Question

During an experiment with the metre bridge, the galvanometer shows a null point when the jockey is pressed at $40.0$ $cm$ using a standard resistance of $90\Omega$ as shown in the figure. The least count of the scale used in the meter bridge is 1mm. The unknown resistance is:

A) $60 \pm 0.15\Omega$
B) $135 \pm 0.56\Omega$
C) $60 \pm 0.25\Omega$
D) $135 \pm 0.23\Omega$

Answer 1

The Metre Bridge is an arrangement derived from the Wheatstone’s network. The Wheatstone’s network is an arrangement of 4 resistors as shown:

The Wheatstone’s network is said to be balanced if the reading in the galvanometer becomes zero.

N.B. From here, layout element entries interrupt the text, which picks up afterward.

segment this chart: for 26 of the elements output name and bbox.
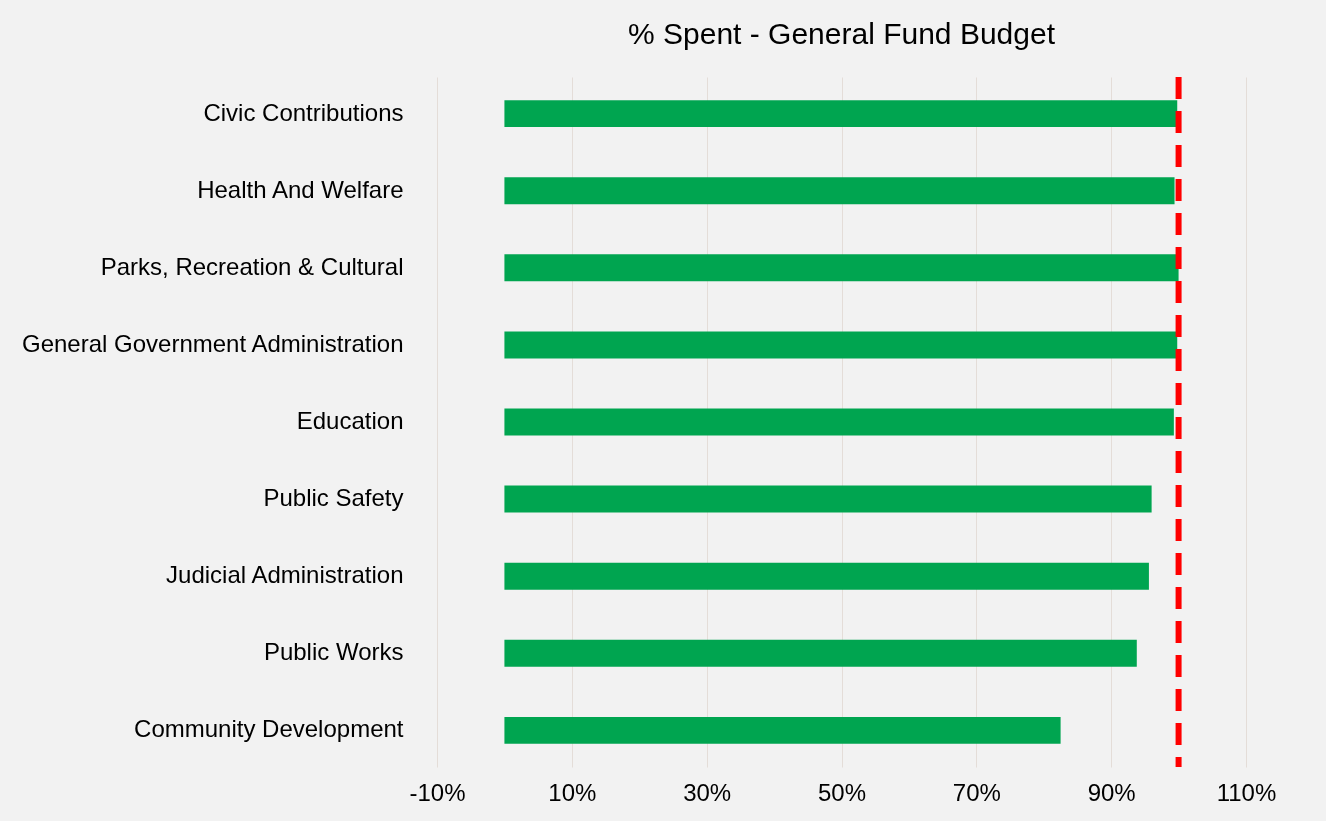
x-tick-label: 30% [683,778,732,806]
y-tick-label: General Government Administration [21,329,404,357]
y-tick-label: Public Safety [263,484,404,512]
x-tick-label: -10% [409,778,466,806]
bar [504,177,1175,205]
bar [504,100,1178,128]
bar [504,485,1152,513]
x-tick-label: 50% [817,778,867,806]
y-tick-label: Civic Contributions [203,98,404,126]
y-tick-label: Education [296,407,404,434]
chart-title: % Spent - General Fund Budget [628,17,1056,50]
y-tick-label: Judicial Administration [166,561,404,589]
bar [504,716,1061,744]
bar [504,408,1174,436]
x-tick-label: 90% [1087,778,1136,806]
y-tick-label: Community Development [134,715,404,743]
x-tick-label: 110% [1216,778,1277,806]
y-tick-label: Public Works [263,638,404,666]
x-tick-label: 10% [548,778,597,806]
y-tick-label: Parks, Recreation & Cultural [100,252,404,280]
bar [504,254,1179,282]
bar [504,331,1178,359]
x-tick-label: 70% [952,778,1001,806]
bar [504,562,1149,590]
y-tick-label: Health And Welfare [197,175,404,203]
bar [504,639,1137,667]
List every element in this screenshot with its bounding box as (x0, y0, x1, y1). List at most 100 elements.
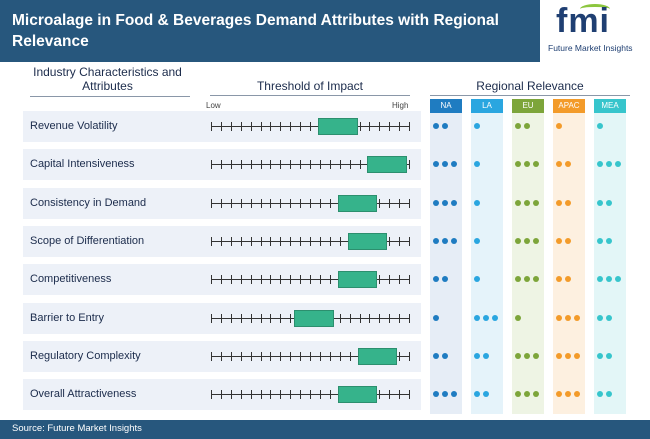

This condition is possible when –
$\dfrac{P}{Q} = \dfrac{R}{S}$

Complete step by step answer:
Step 1: Calculating the unknown resistance.
In a meter bridge, the ratio of the known resistance to the unknown resistance is equal to the ratio of the corresponding lengths.
If the galvanometer reading turns 0 when the jockey is pressed at a length $l$, the formula for finding the unknown resistance R –
$\dfrac{R}{S} = \dfrac{l}{{1 - l}}$
where S – known resistance.
In this problem,
$\Rightarrow S = 90\Omega \\\ \Rightarrow l = 40cm = 0.4m \\\$
Hence, substitute these values to obtain the unknown resistance R –
$\Rightarrow \dfrac{R}{S} = \dfrac{l}{{1 - l}} \\\ \Rightarrow R = S\dfrac{l}{{1 - l}} \\\ Solving, \\\ \Rightarrow R = 90\dfrac{{0.4}}{{1 - 0.4}} \\\ \Rightarrow R = 90\dfrac{{0.4}}{{0.6}} = 60\Omega \\\$

Step 2: Finding the change in resistance
Let us consider the equation for unknown resistance in the meter bridge
$R = S\dfrac{l}{{1 - l}}$
To find the incremental value of change in resistance, we need to differentiate the equation with respect to length
$\Rightarrow \dfrac{{dR}}{{dl}} = R\left( {\dfrac{1}{l} + \dfrac{1}{{1 - l}}} \right) \\\ rearranging, \\\ \Rightarrow \dfrac{{dR}}{R} = \dfrac{{dl}}{l} + \dfrac{{dl}}{{1 - l}} \\\$
Least count,$dl = 1mm = 0.001m$
Substituting in the formula, we get:
$\Rightarrow \dfrac{{dR}}{R} = \dfrac{{dl}}{l} + \dfrac{{dl}}{{1 - l}} \\\ \Rightarrow \dfrac{{dR}}{R} = \dfrac{{0.001}}{{0.4}} + \dfrac{{0.001}}{{1 - 0.4}} \\\ \Rightarrow \dfrac{{dR}}{R} = \dfrac{{0.001}}{{0.4}} + \dfrac{{0.001}}{{0.6}} = \dfrac{{0.01}}{4} + \dfrac{{0.01}}{6} \\\ \Rightarrow \dfrac{{dR}}{R} = 0.25\Omega \\\$
Hence, incremental change = $\pm 0.25\Omega$

Hence, the correct option is Option C, $60 \pm 0.25\Omega.$

Note: Students can, often, get confused between R and S in the formula. Always, note that the known resistance will be in the denominator as it is connected on the left. So, the known resistance S will be equivalent to (1-l).